Thursday, June 29, 2006

"We now see what we are reluctant to see"

A quote in the Seattle Times from prosecutor Norm Maleng as he struggles with his reticular activator to "see" the reality of a woman murdering her husband for money:
"We now see what we are reluctant to see," Maleng said during a news conference Tuesday morning to announce the charges. "A man who was set up and murdered by his own family for financial reasons."
The "reluctant" comment by Maleng is gross understatement. It's as if he is trying to find an excuse for arresting and charging a female murderer. Government agencies, courts, police forces, and even the public have been indoctrinated not to see the abussive and violent behavoir of some women. Where are the DV divas and screem queens now? Why aren't there quotes in the newspaper from the Eastside Domestic Violence Shelter aristocracy about the danger all men live under? For that matter, where is the usual domestic violence hysteria column from Nicole Brodeur? She could write this one about the damage done in our state by women with hyphenated last names.

Even Maleng must have been pretty dang "reluctant," because it took him 15 months to press charges even though the 911 call that alerted police to the slaying came from Ogden-Whitehead's own cell phone while she was supposedly at home and in bed at the time of the brutal murder.

Velma got her son and one of his friends to do the dirty deed of murdering her husband. She did it for the money from life insurance and the sale of investments Jon had accumulated prior to his ill-fated marriage to Velma.
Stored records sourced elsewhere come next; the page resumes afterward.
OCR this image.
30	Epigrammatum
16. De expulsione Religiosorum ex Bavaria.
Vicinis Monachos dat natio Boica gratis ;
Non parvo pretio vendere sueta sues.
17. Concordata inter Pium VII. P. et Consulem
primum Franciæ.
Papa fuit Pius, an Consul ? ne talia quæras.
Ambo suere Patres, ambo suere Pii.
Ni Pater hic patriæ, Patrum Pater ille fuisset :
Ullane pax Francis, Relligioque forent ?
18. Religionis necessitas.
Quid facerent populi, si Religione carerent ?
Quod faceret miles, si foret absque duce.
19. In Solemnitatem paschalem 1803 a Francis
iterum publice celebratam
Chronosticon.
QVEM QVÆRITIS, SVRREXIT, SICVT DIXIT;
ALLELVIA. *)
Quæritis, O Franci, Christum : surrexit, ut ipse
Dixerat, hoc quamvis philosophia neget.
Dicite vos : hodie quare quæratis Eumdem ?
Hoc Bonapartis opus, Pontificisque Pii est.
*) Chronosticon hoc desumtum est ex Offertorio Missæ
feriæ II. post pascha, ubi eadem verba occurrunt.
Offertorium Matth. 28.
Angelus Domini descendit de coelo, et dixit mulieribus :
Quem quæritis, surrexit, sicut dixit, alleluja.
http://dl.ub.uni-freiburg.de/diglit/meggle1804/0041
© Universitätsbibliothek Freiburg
She netted more than $1 million by selling Jon Ogden's assets and collecting on his life insurance; quite an increase from the lifestyle she had before getting maried.

So-called domestic violence experts concede that over 300 men are killed by the women in their lives each year, but they are also quick to point out that roughly 1,000 women per year are killed by husbands and boyfrieds. The Ogden-Whitehead murder case demonstrates why 300 is under-estimated. Women who kill their husbands and boyfrieds often get another man to do their dirty work. Those murders do not show up in the statistics of women killing men.

Notice that the column in the Seattle Times was quick to find anecdotal and hearsay evidence that, of course, Jon Ogden was abusing Ogden-Whitehead in some way, such as not allowing her to run up credit cards. These totally ubsubstantiated rumors (which never should have been reported by the Seattle Times, by the way) were based on Ogden-Whitehead's supposed statements to freinds. Yes, complaints by the same woman that was doing dramatic appearances with press coverage at the scene of HER crime, which the press was lapping up, asking the murderer (which was actually HER) to turn himself in. How much credibility does she have?

So, it's time to ask all of the politicians who have used domestic violence hysteria for political gain: What of Ogden-Whitehead?